父親そっくりだった進次郎氏の出馬会見
小泉劇場の幕が23年ぶりに開いた。自民党総裁選の出馬会見で小泉進次郎元環境相が「自民党を変える。古い自民党と決別する」と短いフレーズを重ねて変革を訴える姿は、自民党に大逆風が吹きつけていた2001年総裁選で「自民党をぶっ壊す」と絶叫して圧勝した父・小泉純一郎元首相と瓜二つだった。マスコミは進次郎登場にお祭り騒ぎで、総裁レースの本命に躍り出たのは間違いない。
自民党を直撃した裏金事件はかき消されそうな気配である。自民党は再び小泉劇場で息を吹き返すのか。
父はかつて「聖域なき構造改革」を掲げ、「補助金、交付金、税源移譲の三位一体改革」を訴えた。息子は今、「聖域なき規制改革」を掲げ、「政治資金の透明化、自民党改革、国会改革を三位一体で進める」と訴えている。
父は悲願の郵政民営化法案が2005年の国会で否決された時、「郵政民営化が本当に必要ないのか。賛成か反対かはっきりと国民に問いたい」と訴え、衆院解散を断行して圧勝した。

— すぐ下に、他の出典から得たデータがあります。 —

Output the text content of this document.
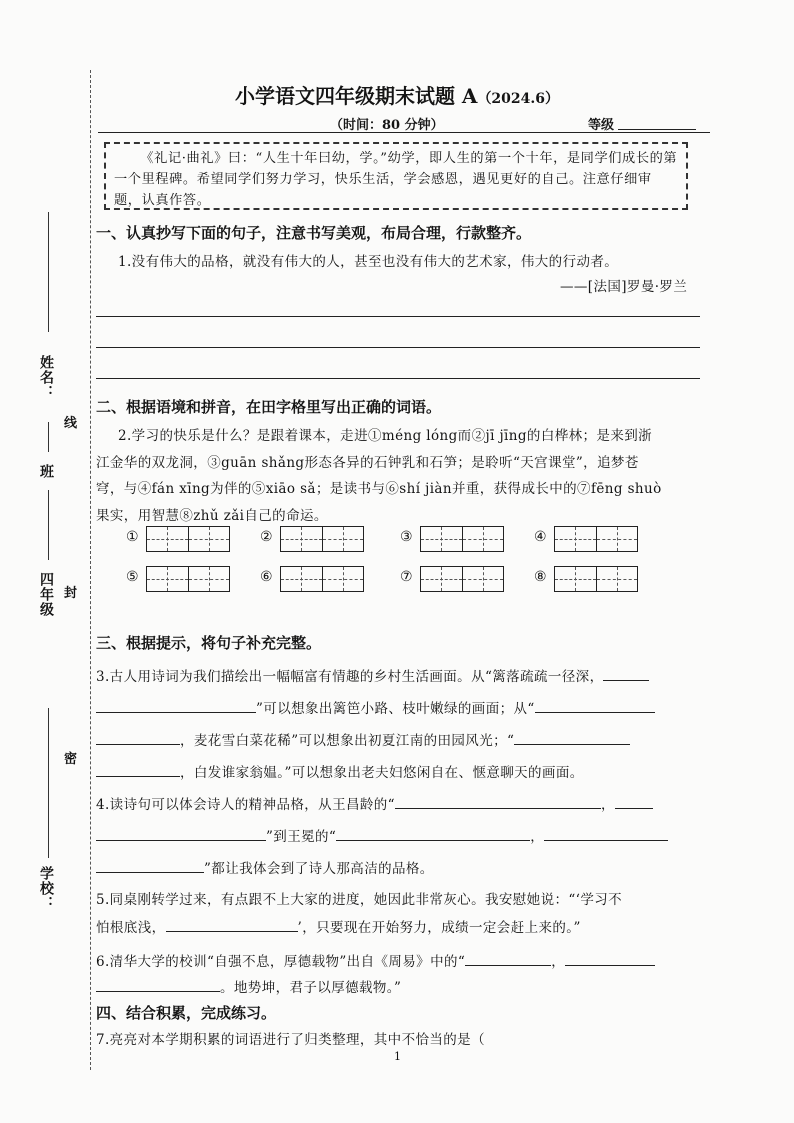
姓名：
班
四年级
学校：
线
封
密
小学语文四年级期末试题 A（2024.6）
（时间：80 分钟）	等级
《礼记·曲礼》曰：“人生十年曰幼，学。”幼学，即人生的第一个十年，是同学们成长的第一个里程碑。希望同学们努力学习，快乐生活，学会感恩，遇见更好的自己。注意仔细审题，认真作答。
一、认真抄写下面的句子，注意书写美观，布局合理，行款整齐。
1.没有伟大的品格，就没有伟大的人，甚至也没有伟大的艺术家，伟大的行动者。
——[法国]罗曼·罗兰
二、根据语境和拼音，在田字格里写出正确的词语。
2.学习的快乐是什么？是跟着课本，走进①méng lóng而②jī jīng的白桦林；是来到浙
江金华的双龙洞，③guān shǎng形态各异的石钟乳和石笋；是聆听“天宫课堂”，追梦苍
穹，与④fán xīng为伴的⑤xiāo sǎ；是读书与⑥shí jiàn并重，获得成长中的⑦fēng shuò
果实，用智慧⑧zhǔ zǎi自己的命运。
①	②	③	④
⑤	⑥	⑦	⑧
三、根据提示，将句子补充完整。
3.古人用诗词为我们描绘出一幅幅富有情趣的乡村生活画面。从“篱落疏疏一径深，
”可以想象出篱笆小路、枝叶嫩绿的画面；从“
，麦花雪白菜花稀”可以想象出初夏江南的田园风光；“
，白发谁家翁媪。”可以想象出老夫妇悠闲自在、惬意聊天的画面。
4.读诗句可以体会诗人的精神品格，从王昌龄的“	，
”到王冕的“	，
”都让我体会到了诗人那高洁的品格。
5.同桌刚转学过来，有点跟不上大家的进度，她因此非常灰心。我安慰她说：“‘学习不
怕根底浅，	’，只要现在开始努力，成绩一定会赶上来的。”
6.清华大学的校训“自强不息，厚德载物”出自《周易》中的“	，
。地势坤，君子以厚德载物。”
四、结合积累，完成练习。
7.亮亮对本学期积累的词语进行了归类整理，其中不恰当的是（
1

息子は今、「自衛隊が憲法に明記されていないのはおかしいと思いませんか。否決されることがあっても、国民の声を直接聞きたい」と国民投票の実施を公約し、さらには「私が総理・総裁になったら、できるだけ早期に衆院を解散して国民の皆さんの信を問いたい」とも踏み込んだ。
「できるだけ早期に衆院を解散する」
首相の大権とされる衆院解散について、首相以外が言及するのは禁じ手だ。しかも岸田文雄首相(自民党総裁)の後任を決める総裁選はまだ始まってもいない。出馬表明の時点で「総理になったら、できるだけ早期に衆院を解散する」と宣言するのは前代未聞である。
父と息子。何から何まで重なって見える。そして小泉劇場を盛り上げていくマスコミ報道も23年前の焼き写しのようだ。
10人以上が名乗りをあげている総裁選は瞬く間に小泉劇場にジャックされた感がある。マスコミ各社の世論調査でも進次郎人気は急上昇し、すでに一部世論調査(日経新聞とテレビ東京、8月21~22日実施)では石破茂元幹事長を抜いてトップに立った。
やはり歴史は繰り返すのか。進次郎氏、圧勝の勢いである。
43歳で首相に就任すれば、戦後最年少の安倍晋三氏(52歳)ばかりか、明治の初代首相・伊藤博文(44歳)を抜いて憲政史上最年少の首相誕生だ。進次郎フィーバーが過熱し、そのまま解散総選挙へなだれ込む「小泉劇場の再来」が目に浮かんでくる。
進次郎氏は9月27日投開票の総裁選に勝利することを確信し、首相に就任したらボロが出る前に10月解散を断行する決意を固めているようだ。